In höheren Größenordnungen konnte sich Todt in der Zweiten Liga nur ganz selten bewegen. Beim HSV wird sich das ändern. In der Theorie hat der Club aktuell zwar rund 100 Millionen Euro Verbindlichkeiten und müsste dringend sparen. In der Praxis hat der Club an seiner Seite Investor Klaus-Michael Kühne, der dem HSV helfen würde, zwei weitere Defensivspieler zu finanzieren, um die Liga zu halten.
Berühmte Worte nach der Relegation
Kauczinski traut Todt zu, im komplexen HSV-System die richtigen Entscheidungen zu treffen. „Natürlich ist Hamburg eine andere Hausnummer, aber Jens weiß, wie der Hase läuft.
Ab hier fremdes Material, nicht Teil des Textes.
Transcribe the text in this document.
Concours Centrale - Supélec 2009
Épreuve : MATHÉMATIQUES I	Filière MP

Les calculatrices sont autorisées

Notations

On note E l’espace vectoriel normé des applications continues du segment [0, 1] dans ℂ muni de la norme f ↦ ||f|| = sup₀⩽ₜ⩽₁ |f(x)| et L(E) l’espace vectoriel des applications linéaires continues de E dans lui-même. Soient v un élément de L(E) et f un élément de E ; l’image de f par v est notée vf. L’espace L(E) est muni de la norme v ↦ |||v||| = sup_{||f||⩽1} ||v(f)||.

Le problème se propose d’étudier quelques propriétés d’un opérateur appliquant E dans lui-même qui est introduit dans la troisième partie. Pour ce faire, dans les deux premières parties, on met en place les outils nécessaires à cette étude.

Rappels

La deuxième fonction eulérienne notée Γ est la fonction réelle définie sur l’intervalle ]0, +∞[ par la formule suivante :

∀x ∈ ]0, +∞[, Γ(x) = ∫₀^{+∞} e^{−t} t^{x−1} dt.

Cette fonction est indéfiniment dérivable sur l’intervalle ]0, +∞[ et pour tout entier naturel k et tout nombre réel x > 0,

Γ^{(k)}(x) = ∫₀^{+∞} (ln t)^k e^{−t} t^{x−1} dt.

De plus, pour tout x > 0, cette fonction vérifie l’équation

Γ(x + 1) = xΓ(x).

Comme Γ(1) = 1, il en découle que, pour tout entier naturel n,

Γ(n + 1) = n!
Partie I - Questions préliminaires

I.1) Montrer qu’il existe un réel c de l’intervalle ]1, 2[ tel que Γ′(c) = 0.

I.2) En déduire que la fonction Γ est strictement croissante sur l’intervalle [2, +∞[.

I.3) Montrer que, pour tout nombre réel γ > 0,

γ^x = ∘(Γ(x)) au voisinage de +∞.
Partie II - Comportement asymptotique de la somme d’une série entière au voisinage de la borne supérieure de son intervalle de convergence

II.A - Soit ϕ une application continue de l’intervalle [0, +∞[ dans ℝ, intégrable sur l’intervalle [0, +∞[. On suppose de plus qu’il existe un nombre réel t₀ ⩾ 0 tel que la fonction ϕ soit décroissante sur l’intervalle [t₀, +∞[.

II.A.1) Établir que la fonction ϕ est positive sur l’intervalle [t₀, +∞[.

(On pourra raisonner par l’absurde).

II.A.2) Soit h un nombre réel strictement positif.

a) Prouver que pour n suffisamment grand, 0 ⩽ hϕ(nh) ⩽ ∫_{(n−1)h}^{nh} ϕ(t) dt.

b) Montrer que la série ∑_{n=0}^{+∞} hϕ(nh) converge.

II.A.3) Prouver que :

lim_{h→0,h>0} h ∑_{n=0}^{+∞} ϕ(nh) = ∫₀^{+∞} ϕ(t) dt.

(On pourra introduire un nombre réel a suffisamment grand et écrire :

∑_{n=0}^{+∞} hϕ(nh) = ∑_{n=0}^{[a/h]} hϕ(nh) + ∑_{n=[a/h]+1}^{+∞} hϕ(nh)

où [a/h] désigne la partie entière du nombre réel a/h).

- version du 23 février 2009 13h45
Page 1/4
Der HSV hat eine sehr gute Wahl getroffen.“ Wer mit Kauczinski über Todt spricht, der merkt schnell, dass die gemeinsamen Erfolge und die Erlebnisse in der Relegation die beiden zusammengeschweißt haben. „Obwohl der HSV letztlich die Klasse gehalten hat, war das eine geile Zeit“, sagt Kauczinski.
Todt sagte damals nach dem umstrittenen Freistoßpfiff vor dem 1:1 und der Niederlage nach Verlängerung die oft zitierten Worte: „Man kann gar nicht so viel essen, wie man kotzen möchte.“ Nun soll ausgerechnet Todt dazu beitragen, dass dem HSV der Klassenerhalt auch ohne Relegation gelingt.